Bu öylesine yalın bir gerçekliltir ki; onu ortaya çıkartan iktisadi temel sosyalist devrimle sonlandırılması halinde de, toplumsal bünyedeki varlığını daha uzunca bir süre (özellikle de geri sosyo-kültürel toplumlarda) devam eder. Bunun somut örneklerini SSCB, Doğu Avrupa, Balkanlar ve Çin Devrimleri özgülünde görmek pekâlâ mümkün. Yani özcesi şu: Altyapısal devrim ve yasal düzenlemer ile iktisadi temelini ve hukuki dayanaklarını yitirmiş olsa da insanların kültürel/inançsal değer yargıları, yani zihniyetleri hemencecik ve kolayca tasfiye olmayacaktır. Diğer birçok kültürel değer (dini inançlar, batıl inançlar, eski topluma ait etik değerler, idealizm vs vb.) gibi maalesef uzun yıllar ve birkaç nesil daha- giderek sönümlenmekle birlikte- toplumsal bünyedeki varlığını sürdermeye devam edecektir.

Bu özelliğinden hareketle şunu söylemek yanlış olmayacaktır: Bu sorunun nihai çözümü ancak ki, ataerkilizmin öngörmüş olduğu değer yargıları toplum zihniyetinden sökülüp atılınca, ''yeni tip insan'' ve kültür topluma hâkim olmaya başlayınca mümkün olabilecektir.

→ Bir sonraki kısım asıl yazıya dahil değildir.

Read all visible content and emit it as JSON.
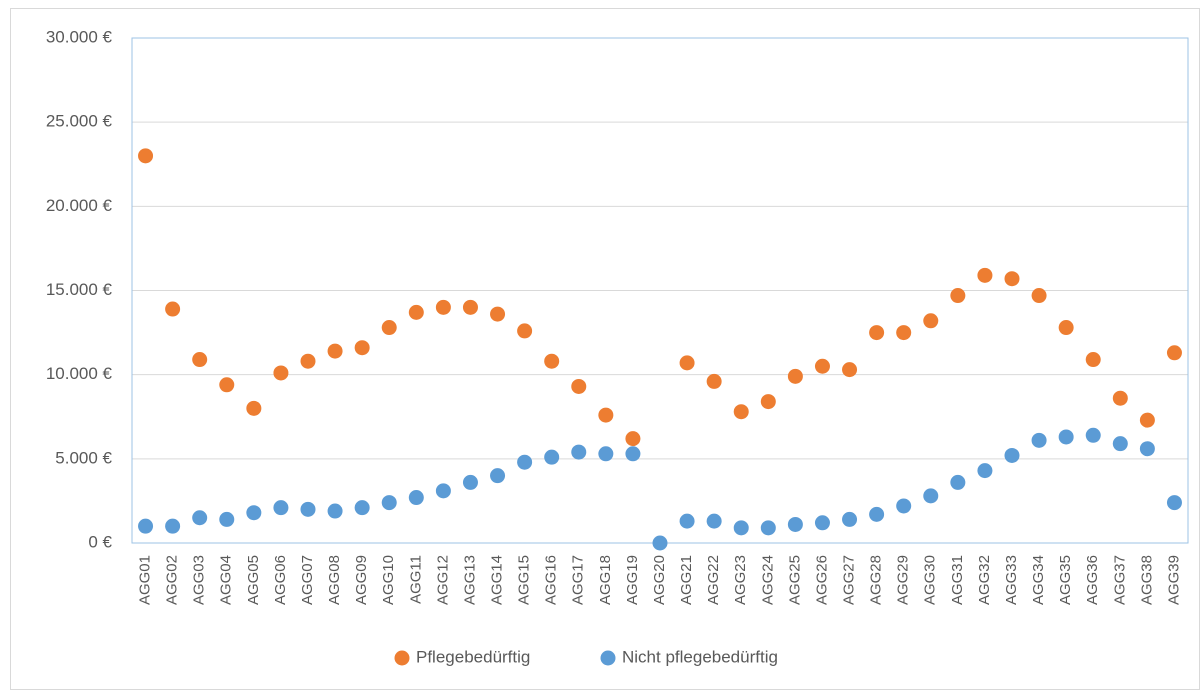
{
  "chart_data": {
    "type": "scatter",
    "categories": [
      "AGG01",
      "AGG02",
      "AGG03",
      "AGG04",
      "AGG05",
      "AGG06",
      "AGG07",
      "AGG08",
      "AGG09",
      "AGG10",
      "AGG11",
      "AGG12",
      "AGG13",
      "AGG14",
      "AGG15",
      "AGG16",
      "AGG17",
      "AGG18",
      "AGG19",
      "AGG20",
      "AGG21",
      "AGG22",
      "AGG23",
      "AGG24",
      "AGG25",
      "AGG26",
      "AGG27",
      "AGG28",
      "AGG29",
      "AGG30",
      "AGG31",
      "AGG32",
      "AGG33",
      "AGG34",
      "AGG35",
      "AGG36",
      "AGG37",
      "AGG38",
      "AGG39"
    ],
    "series": [
      {
        "name": "Pflegebedürftig",
        "color": "#ed7d31",
        "values": [
          23000,
          13900,
          10900,
          9400,
          8000,
          10100,
          10800,
          11400,
          11600,
          12800,
          13700,
          14000,
          14000,
          13600,
          12600,
          10800,
          9300,
          7600,
          6200,
          null,
          10700,
          9600,
          7800,
          8400,
          9900,
          10500,
          10300,
          12500,
          12500,
          13200,
          14700,
          15900,
          15700,
          14700,
          12800,
          10900,
          8600,
          7300,
          11300
        ]
      },
      {
        "name": "Nicht pflegebedürftig",
        "color": "#5b9bd5",
        "values": [
          1000,
          1000,
          1500,
          1400,
          1800,
          2100,
          2000,
          1900,
          2100,
          2400,
          2700,
          3100,
          3600,
          4000,
          4800,
          5100,
          5400,
          5300,
          5300,
          0,
          1300,
          1300,
          900,
          900,
          1100,
          1200,
          1400,
          1700,
          2200,
          2800,
          3600,
          4300,
          5200,
          6100,
          6300,
          6400,
          5900,
          5600,
          2400
        ]
      }
    ],
    "ylim": [
      0,
      30000
    ],
    "yticks": [
      {
        "value": 0,
        "label": "0 €"
      },
      {
        "value": 5000,
        "label": "5.000 €"
      },
      {
        "value": 10000,
        "label": "10.000 €"
      },
      {
        "value": 15000,
        "label": "15.000 €"
      },
      {
        "value": 20000,
        "label": "20.000 €"
      },
      {
        "value": 25000,
        "label": "25.000 €"
      },
      {
        "value": 30000,
        "label": "30.000 €"
      }
    ],
    "grid": true,
    "legend": "bottom"
  }
}
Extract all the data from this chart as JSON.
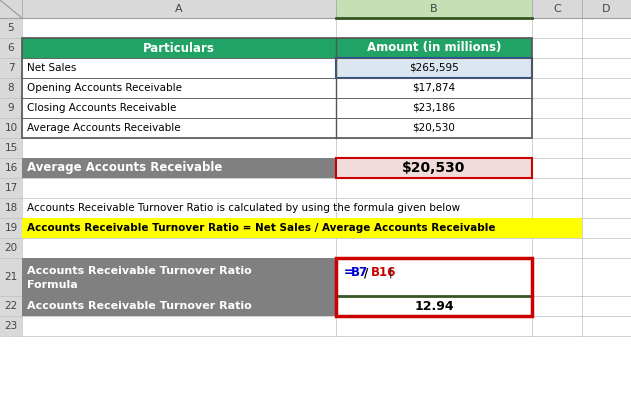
{
  "col_headers": [
    "A",
    "B",
    "C",
    "D"
  ],
  "header_row": [
    "Particulars",
    "Amount (in millions)"
  ],
  "data_rows": [
    [
      "Net Sales",
      "$265,595"
    ],
    [
      "Opening Accounts Receivable",
      "$17,874"
    ],
    [
      "Closing Accounts Receivable",
      "$23,186"
    ],
    [
      "Average Accounts Receivable",
      "$20,530"
    ]
  ],
  "row16_left": "Average Accounts Receivable",
  "row16_right": "$20,530",
  "row18_text": "Accounts Receivable Turnover Ratio is calculated by using the formula given below",
  "row19_text": "Accounts Receivable Turnover Ratio = Net Sales / Average Accounts Receivable",
  "row21_left": "Accounts Receivable Turnover Ratio\nFormula",
  "row22_left": "Accounts Receivable Turnover Ratio",
  "row22_right": "12.94",
  "green_header_bg": "#21a366",
  "gray_row_bg": "#808080",
  "yellow_row_bg": "#ffff00",
  "pink_cell_bg": "#f2dcdb",
  "white_bg": "#ffffff",
  "light_blue_cell_bg": "#dce6f1",
  "header_text_color": "#ffffff",
  "gray_text_color": "#ffffff",
  "black_text_color": "#000000",
  "red_text_color": "#cc0000",
  "blue_text_color": "#0000cc",
  "dark_blue_text_color": "#1f3864",
  "grid_color": "#bfbfbf",
  "col_header_bg": "#d9d9d9",
  "col_B_selected_bg": "#c5e0b4",
  "border_red": "#cc0000",
  "border_blue": "#2f5496",
  "border_green": "#375623"
}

Ataerkilizme karşı mücadele sorununun bu ayırt edici özelliğinin görünüp kavranması önem arz eder. Çünkü bunun kavranmasıyla görülecektir ki sorunun çözümü:

A) Hem özel mülkiyetin toplumsal bir devrimle, başlıca temel unsurlarıyla, ortadan kaldırılmasıyla otomatikman çözüme kavuşmayacak ve mücadele farklı çehreler kazanarak uzunca bir süre devam edecektir.

B) Hem “ezen-ezilen cins çelişmesi”nin ezilen cins olarak kadının tek başına itiraz ve direnişi ile sonlandırılması uzun ve hayli meşakkatli olacaktır.

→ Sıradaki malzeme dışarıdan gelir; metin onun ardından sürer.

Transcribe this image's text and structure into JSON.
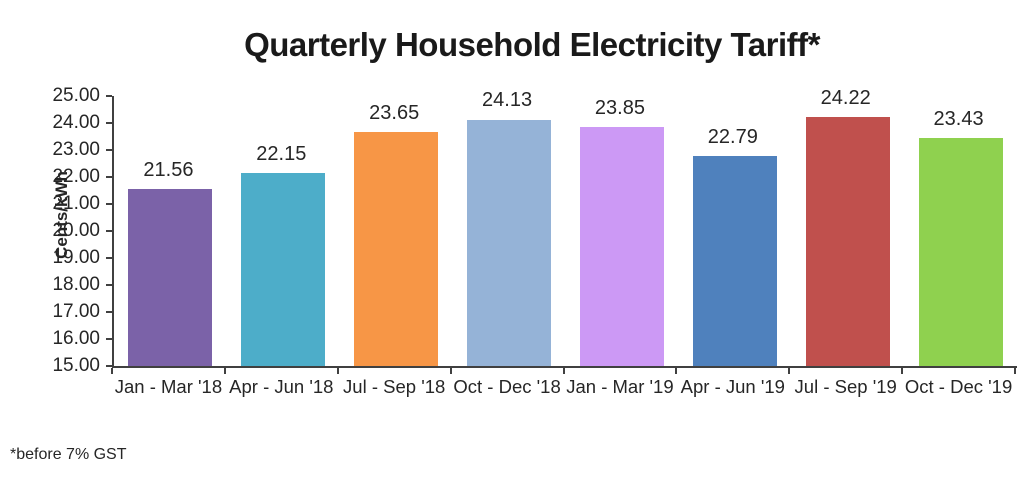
{
  "title": "Quarterly Household Electricity Tariff*",
  "footnote": "*before 7% GST",
  "chart_data": {
    "type": "bar",
    "title": "Quarterly Household Electricity Tariff*",
    "categories": [
      "Jan - Mar '18",
      "Apr - Jun '18",
      "Jul - Sep '18",
      "Oct - Dec '18",
      "Jan - Mar '19",
      "Apr - Jun '19",
      "Jul - Sep '19",
      "Oct - Dec '19"
    ],
    "values": [
      21.56,
      22.15,
      23.65,
      24.13,
      23.85,
      22.79,
      24.22,
      23.43
    ],
    "value_labels": [
      "21.56",
      "22.15",
      "23.65",
      "24.13",
      "23.85",
      "22.79",
      "24.22",
      "23.43"
    ],
    "bar_colors": [
      "#7B62A8",
      "#4DADC9",
      "#F79646",
      "#95B3D7",
      "#CC99F5",
      "#4F81BD",
      "#C0504D",
      "#8FD14F"
    ],
    "xlabel": "",
    "ylabel": "Cents/kWh",
    "ylim": [
      15,
      25
    ],
    "ytick_step": 1,
    "ytick_labels": [
      "25.00",
      "24.00",
      "23.00",
      "22.00",
      "21.00",
      "20.00",
      "19.00",
      "18.00",
      "17.00",
      "16.00",
      "15.00"
    ],
    "grid": false,
    "legend": false,
    "axis_color": "#404040",
    "text_color": "#262626",
    "footnote": "*before 7% GST"
  }
}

C) Hem sorun zaten asla tek başına bir 'kadın sorunu' değildir. Kadın cinsinin köleliği üzerinden hükümranlığını var edip yaşatan ezen cins olarak erkeğin kendisi de bu kölelik sisteminin oluşturduğu denklemin içinde, zaten asla gerçek manada özgür olamayacağından; sorun bu bağlamda bir 'cins' olarak erkeğin de özgür ve onurlu bir yaşama kavuşması sorunudur. Yani aslında 'kadın sorunu' olarak addedilen sorun basbayasından bir 'erkek sorunu'dur da. Çünkü sorun aslında sakatlanıp köleleştirilen insanın yeniden özgürleştirilmesi sorunudur.

D) Ve hem de sorunun çözümünün ataerkil değer yargılarınca zihniyetsel olarak kötürümleştirilip köleleştirilmiş kadın ve erkeklerin (yani toplumun) bilinçlendirilerek, eğitilip dönüştürülmesiyle de belli ölçüler dahilinde mümkün olabileceği görülmesi gerekiyor.

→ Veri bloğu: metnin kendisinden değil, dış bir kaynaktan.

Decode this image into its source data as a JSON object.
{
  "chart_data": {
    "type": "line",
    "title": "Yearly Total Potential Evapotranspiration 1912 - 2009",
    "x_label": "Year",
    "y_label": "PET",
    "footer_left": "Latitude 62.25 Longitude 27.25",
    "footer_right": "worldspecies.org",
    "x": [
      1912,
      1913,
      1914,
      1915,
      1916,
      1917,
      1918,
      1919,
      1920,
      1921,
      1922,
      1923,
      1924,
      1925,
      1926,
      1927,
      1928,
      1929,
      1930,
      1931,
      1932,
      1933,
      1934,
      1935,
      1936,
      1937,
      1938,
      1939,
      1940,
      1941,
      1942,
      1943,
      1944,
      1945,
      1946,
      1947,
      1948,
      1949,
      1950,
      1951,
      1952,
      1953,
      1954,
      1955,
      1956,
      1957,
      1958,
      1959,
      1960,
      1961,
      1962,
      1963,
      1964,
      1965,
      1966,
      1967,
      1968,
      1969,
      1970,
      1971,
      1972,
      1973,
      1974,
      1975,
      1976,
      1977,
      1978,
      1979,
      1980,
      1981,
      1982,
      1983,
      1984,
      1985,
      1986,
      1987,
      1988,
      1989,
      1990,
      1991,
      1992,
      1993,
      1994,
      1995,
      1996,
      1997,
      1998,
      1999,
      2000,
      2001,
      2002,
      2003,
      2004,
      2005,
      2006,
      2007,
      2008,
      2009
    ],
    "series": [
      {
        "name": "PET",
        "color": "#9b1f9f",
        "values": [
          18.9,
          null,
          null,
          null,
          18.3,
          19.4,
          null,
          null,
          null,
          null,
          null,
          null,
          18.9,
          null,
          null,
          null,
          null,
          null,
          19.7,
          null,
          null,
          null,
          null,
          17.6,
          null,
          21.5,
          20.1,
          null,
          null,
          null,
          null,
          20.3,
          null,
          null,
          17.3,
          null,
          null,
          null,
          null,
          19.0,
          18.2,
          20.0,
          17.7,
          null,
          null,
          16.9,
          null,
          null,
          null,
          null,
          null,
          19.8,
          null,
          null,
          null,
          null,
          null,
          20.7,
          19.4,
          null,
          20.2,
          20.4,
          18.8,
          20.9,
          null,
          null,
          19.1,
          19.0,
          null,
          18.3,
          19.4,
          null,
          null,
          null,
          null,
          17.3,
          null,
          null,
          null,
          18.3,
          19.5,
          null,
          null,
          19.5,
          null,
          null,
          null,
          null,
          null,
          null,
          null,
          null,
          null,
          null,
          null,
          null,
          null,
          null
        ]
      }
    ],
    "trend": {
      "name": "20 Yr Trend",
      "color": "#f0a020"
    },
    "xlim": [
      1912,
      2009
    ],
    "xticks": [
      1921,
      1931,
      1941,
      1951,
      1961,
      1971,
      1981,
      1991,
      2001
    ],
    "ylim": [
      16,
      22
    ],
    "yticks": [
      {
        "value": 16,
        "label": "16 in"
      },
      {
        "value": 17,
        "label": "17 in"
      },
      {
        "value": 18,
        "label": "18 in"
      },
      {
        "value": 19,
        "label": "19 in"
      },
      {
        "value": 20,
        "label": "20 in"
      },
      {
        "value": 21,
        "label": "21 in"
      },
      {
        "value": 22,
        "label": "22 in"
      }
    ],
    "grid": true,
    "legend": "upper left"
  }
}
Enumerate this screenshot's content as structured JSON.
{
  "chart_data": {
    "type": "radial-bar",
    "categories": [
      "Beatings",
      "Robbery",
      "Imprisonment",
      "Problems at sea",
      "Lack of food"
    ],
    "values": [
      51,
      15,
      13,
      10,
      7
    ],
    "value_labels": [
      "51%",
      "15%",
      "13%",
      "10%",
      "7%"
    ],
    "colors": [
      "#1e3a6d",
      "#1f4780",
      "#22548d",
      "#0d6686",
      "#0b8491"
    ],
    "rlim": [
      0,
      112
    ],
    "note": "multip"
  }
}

Bu bağlamda olmak üzere; öncelikle toplumsal sorunlarının çözümünü kendisinin varlık koşulu sayan komünist ve diğer sol-sosyalist demokrasi güçlerinin başlıca toplumsal çelişmelerden biri olan (ki, birçok kesim maalesef ki sorunun bu özelliğini dahi görememekte) ve çözüm safhaları devrim öncesi ve devrim sonrası evreler arz eden “ezen-ezilen cins çelişmesi”nin çözümünü bir mücadele program ve örgütsel mekanizmalarıyla gündemlerine almaları (dün olduğu gibi bugünde) günün acil görev ve sorumluluklarından biridir.

Sorunun çözümünde şu çok belirleyici bir yöndür: Komünist partileri sorunun çözümünde nasıl ki ezilen cins olarak kadınların örgütlenerek mücadeleye kazanılması için özel/özerk örgütlü güç olarak kadın seksiyonunu kurup ona ideolojik önderlik yapmakla yükümlüyse; aynı şekilde bu çelişmenin 'ezen cins' tarafında olan,( kadın üzerindeki mülkiyeti hariç) ve esasen mülksüzleştirilmiş olan emekçi ve işçi erkeği de ataerkilizmin köleleştirilmiş bir diğer  “mağdur”u olarak örgütleyip bilinçlendirmek, eğitip dönüştürmek ve ataerkilizme karşı mücadelenin ikinci asli unsuru olarak yeni bir cephede mevzilendirmek zorundadır. Yani tıpkı özel/özerk örgütlü güç olarak kadın seksiyonu tarzı bir örgütlü güç!

Evet, çelişmenin iç dinamiksel realitesi buna imkân tanıdığı için, böylesi iki cepheli örgütsel güç, bir faraziye veya ham hayal değil; somut bir gerekliliktir. 

Erkeği, ataerkilizme karşı savaşın ön cephesinde, kadının örgütlü gücü ile omuz omuza “birleşik mücadele”nin diğer asli unsuru olarak konumlandırmak; bu mücadeleyi iki temel dayanağı üzerine oturtmak demektir.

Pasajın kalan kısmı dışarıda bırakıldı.